Goldleaf will be hosting a conference call to discuss the Alogent transaction this afternoon at 5:00 p.m. Eastern time. The live broadcast of Goldleaf’s conference call will be available online at www.goldleaf.com under the Investor Relations tab and at www.earnings.com. An online replay will be available for 30 days using the same links. Those without Internet access may listen to the call by dialing 303-205-0033, with 11107303 as the access code.

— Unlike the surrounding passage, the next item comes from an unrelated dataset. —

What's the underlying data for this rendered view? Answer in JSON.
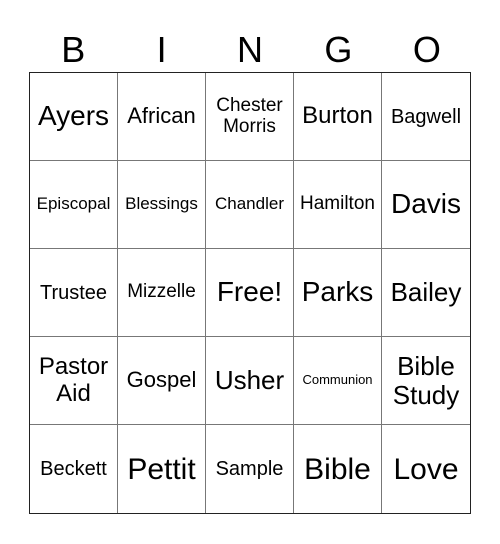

About Goldleaf Financial Solutions, Inc.
Goldleaf Financial Solutions, Inc., offers a strategic suite of integrated technology and payment processing solutions to financial institutions. Goldleaf’s products and services enable financial institutions to succeed in today’s competitive market, solidify their trusted financial relationships, expand their presence and improve profitability through the efficient use of technology. Goldleaf works with clients throughout the United States, Europe, Asia, the Caribbean and Central America. For more information about Goldleaf and its set of solutions, please visit the company at www.goldleaf.com.
Safe Harbor Statement
Certain statements made in this press release may constitute forward-looking statements within the meaning of the Private Securities Litigation Reform Act of 1995. Such forward-looking statements are based on management’s current expectations and include known and unknown risks, uncertainties and other factors, many of which the company is unable to predict or control, that may cause the company’s actual results or performance to materially differ from any future results or performance expressed or implied by such forward-looking statements. These statements involve risks and uncertainties, including, without limitation, risks and uncertainties associated with the company’s acquisition of Alogent and the subsequent operations and future performance (financial and otherwise) of the combined entities. These risks and uncertainties are in addition to other factors detailed from time to time in the company’s filings with the Securities and Exchange Commission, including the section entitled “Risk Factors” in its annual report on Form 10-K for the year ended December 31, 2006. The company cautions investors that any forward-looking statements made by the company are not necessarily indicative of future performance. The company is not responsible for updating the information contained in this press release beyond the published date, or for changes made to this document by wire services or Internet services.